The Indo-Pacific Defense Forum has a report on an exercise that indicates some degree of cooperation between the Coast Guard and the Air Force.
A key drill involved two B-52s simulating a long-range maritime strike. In a display of joint force precision, the bombers received targeting data from the U.S. Coast Guard cutter Kimball and U.S. Navy assets, allowing their crews to acquire targets from a significant distance and simulate a weapons engagement.
If we need NSCs to provide surface ship targeting data to then deploy some B-52s, we have bigger problems than I thought. This should be done by satellites. If a NSC identifies a surface ship that needs to be taken out, then let’s equip them with NSMs so they can do so themselves.
If we are talking at least the Air Force may not attack the cutter.
Satellite coverage over the Arctic is not nearly as good as it is over lower latitudes.
Point taken. I’d much prefer to just load up on NSMs and helo-delivered missiles. Quicker.
I figure this was just an opportunity to test targeting from a naval platform to the bomber.
Would an NSC survive long enough for a B-52 to get there if the target was important enough for a B-52 to be used against it?
Only case where that seems likely is if a Merchant vessel or large fishing vessel was being used to land special forces to destroy a radar station in the Aleutians at the start of a conflict. The cutter might not be able to destroy it.
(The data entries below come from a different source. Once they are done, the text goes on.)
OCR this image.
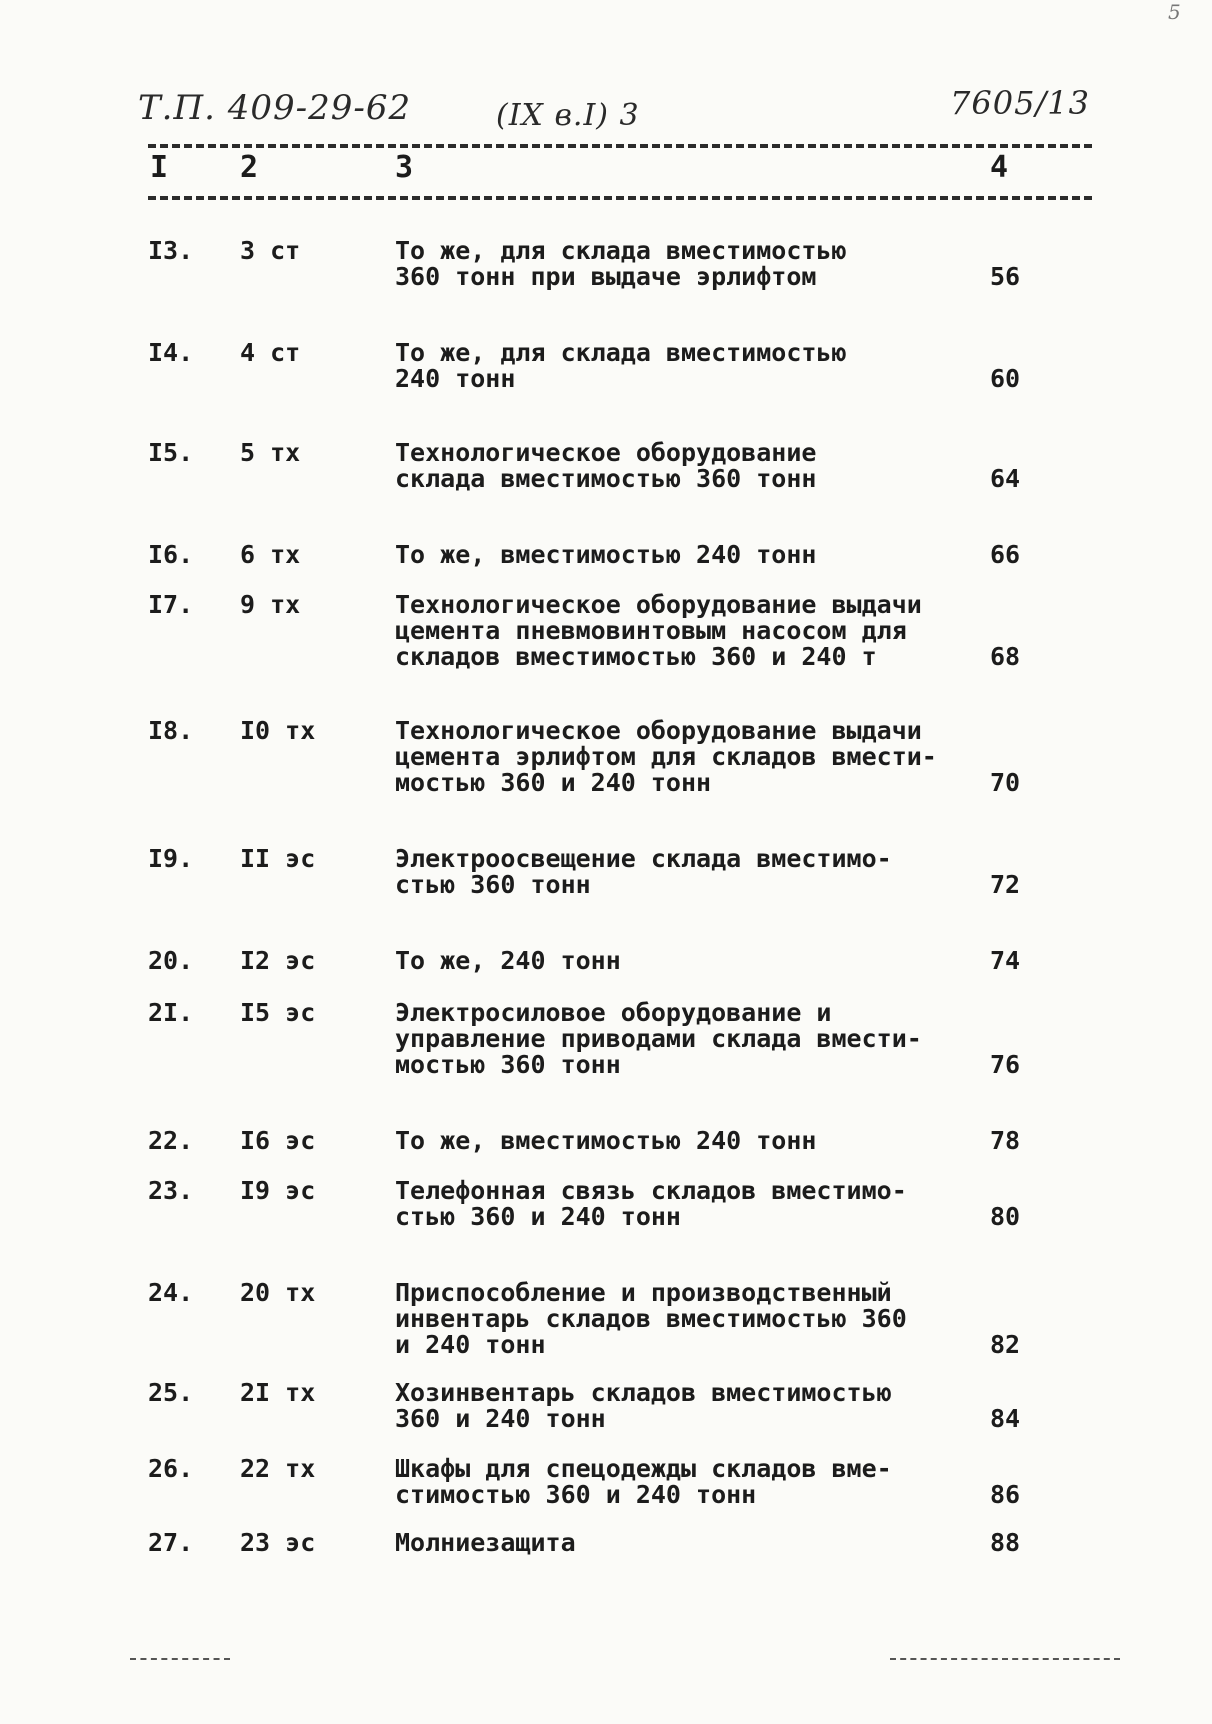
Т.П. 409-29-62	(IX в.I) 3	7605/13
5
I 2	3	4
I3.	3 ст	То же, для склада вместимостью
360 тонн при выдаче эрлифтом	56
I4.	4 ст	То же, для склада вместимостью
240 тонн	60
I5.	5 тх	Технологическое оборудование
склада вместимостью 360 тонн	64
I6.	6 тх	То же, вместимостью 240 тонн	66
I7.	9 тх	Технологическое оборудование выдачи
цемента пневмовинтовым насосом для
складов вместимостью 360 и 240 т	68
I8.	I0 тх	Технологическое оборудование выдачи
цемента эрлифтом для складов вмести-
мостью 360 и 240 тонн	70
I9.	II эс	Электроосвещение склада вместимо-
стью 360 тонн	72
20.	I2 эс	То же, 240 тонн	74
2I.	I5 эс	Электросиловое оборудование и
управление приводами склада вмести-
мостью 360 тонн	76
22.	I6 эс	То же, вместимостью 240 тонн	78
23.	I9 эс	Телефонная связь складов вместимо-
стью 360 и 240 тонн	80
24.	20 тх	Приспособление и производственный
инвентарь складов вместимостью 360
и 240 тонн	82
25.	2I тх	Хозинвентарь складов вместимостью
360 и 240 тонн	84
26.	22 тх	Шкафы для спецодежды складов вме-
стимостью 360 и 240 тонн	86
27.	23 эс	Молниезащита	88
At one point I advocated putting LRASM on large cutters to counter ships being used by terrorists to attack a US port, because I don’t think any US bases are ready to deal with the threat.
Recall if you may, this exercise may have led up to the decision to utilize the National Security Cutter (NSC) as the prime candidate for the Navy FF(X) program, the article doesn’t state the exact dates of the exercise, but the point being as stated here before, a ‘ninety-per cent’ solution and targeting platform. Whether it’s a B-52, E-6B, or AC-130, it’s a veritable platform, of the old “radar picket ship” .
That said, ‘Gee, I wonder if we could put an Air Search radar and EW suite on a Buoy Tender? ;0
Aboard the Active we coordinated with B-52s that were acting as our MPA during east-pac patrols back in 2016 and 2017. It was great because they could stay on station forever. They seemed to enjoy the cross training with us. As far as targeting… you really want to have networked systems that can talk to one another. I would not trust a bomber, no matter how proficient the crew was, to drop ordinance on a moving target using data from a cutterman who only had the Mk-1 eyeball, collision/weather radars, and voice comms. We had an OTH collide with a panga one night because the P-8 was giving us info almost two minutes behind what was actually happening. Panga was DIW and we were still telling the OTH coxswain they were doing 30+ knots. Thankfully no one was injured, but we didn’t even find out about the collision until the P-8 reported it. OTH crew was too busy managing the situation.